The increase of the data complexity of Chandra-based publications hints at new venues for discovery being explored, but it only paints a partial picture of the importance of the archive as a multiplier of the total scientific production of the mission. The availability of large, well-curated, easily accessible public Chandra data has also expanded the community of astronomers who have produced scientific results using our mission. By comparing the list of authors of papers included in our bibliography with the Principal Investigators (PIs) and observers of approved Chandra programs, we have sorted CSPs into non-exclusive archival categories. Those papers using any data coming from programs whose key personnel are not among the papers' authors are labeled mixed archival, while papers where none of the Chandra data being used are connected with the authors are labeled purely archival. Using these definitions, we found that the fractions of fully archival and mixed archival CSPs have increased over the life of the mission to approximately 50% and 75%, respectively, of the total number of CSPs classified each year (Figure 3).

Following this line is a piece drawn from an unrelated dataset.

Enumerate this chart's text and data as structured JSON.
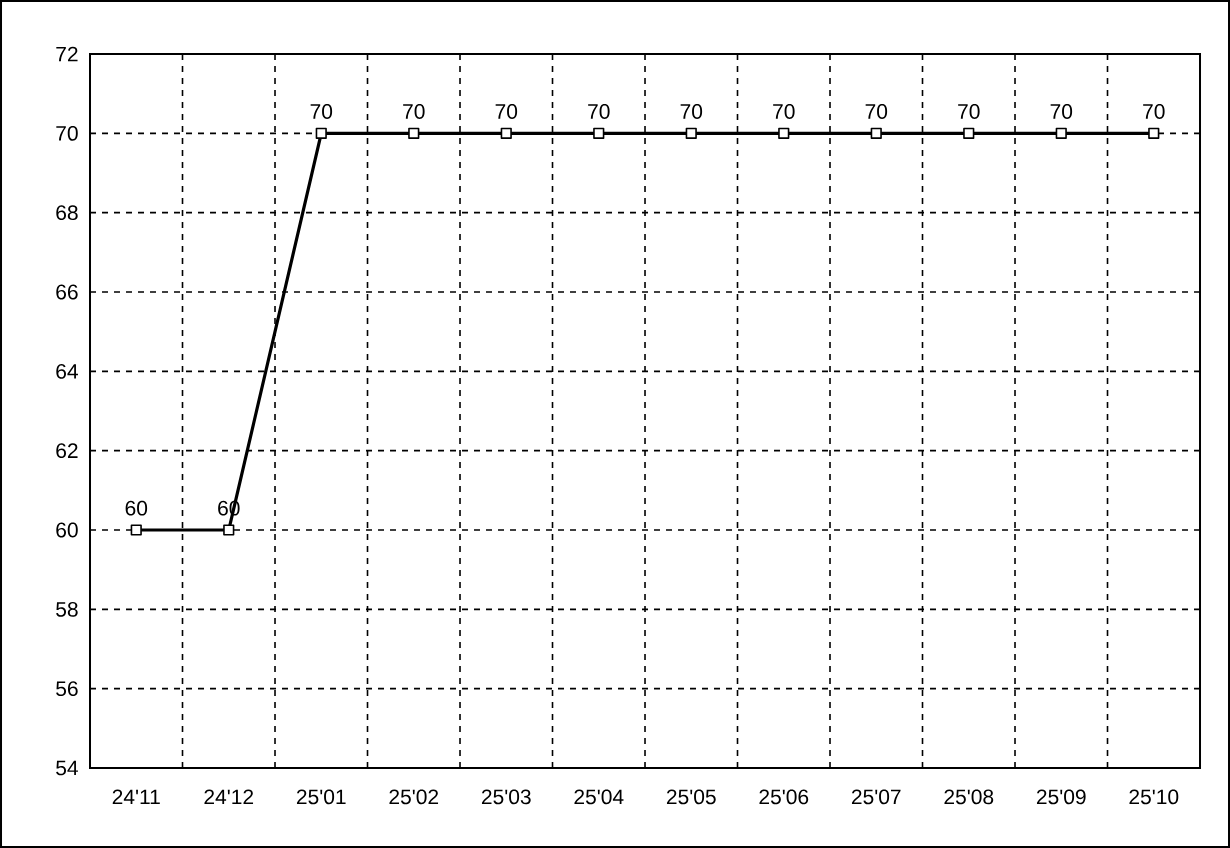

Plot of archival fraction against year, from 2000 to 2024. Two shaded regions are shown, labeled Mixed Archival and Purely Archival. After the first year, both are around 0.3 before they begin to rise. Mixed archival papers rise to a fraction around 0.7 by 2012, after which they are slowly rising. Purely archival papers crested 0.5 in 2018 and show a slow increase beyond.


Figure 3: Fractions of the total Chandra Science Papers that are classified as mixed archival (light blue) and purely archival (dark blue) over the life of the Chandra mission.

These results show the pervasive reach of Chandra archival data in the recent scientific literature and highlight the multiplicative effect of the accumulation of data on the potential for discovery. With half of all recent CSPs solely based on data with no author–proposer linkages, the archive has emerged as an equalizing force facilitating the fruition of the X-ray Universe well beyond the relatively small community of PIs and their teams. Even for the additional ~25% of mixed archival papers, where some analyzed observations are directly linked to proposals submitted by one or more coauthors, archival data have emerged as crucial components that complement and enrich the more recent non-archival data, thereby helping scientists interpret results and draw conclusions.

Conclusions

This article highlights how the granular data–literature linkages that the Chandra bibliography has collected since the beginning of the mission can be used to reconstruct the evolution of data usage habits in the community. While more analysis is required to confirm the underlying dynamics, the obvious increase in the complexity of the data typically used in Chandra papers suggests that scientists have harnessed the longevity of the mission by exploring areas of the discovery space that would have not been accessible without the progressive accumulation of publicly available data. These results are consistent with the known positive effects of well-curated archives on the total scientific output of large observatories (see Peek et al. 2019) and further confirm that the commitment to support comprehensive archives is key to fulfilling the discovery potential of missions like Chandra.

References

Peek, J., Desai, V., White, R. L., et al. 2019, BAAS, 51, 105.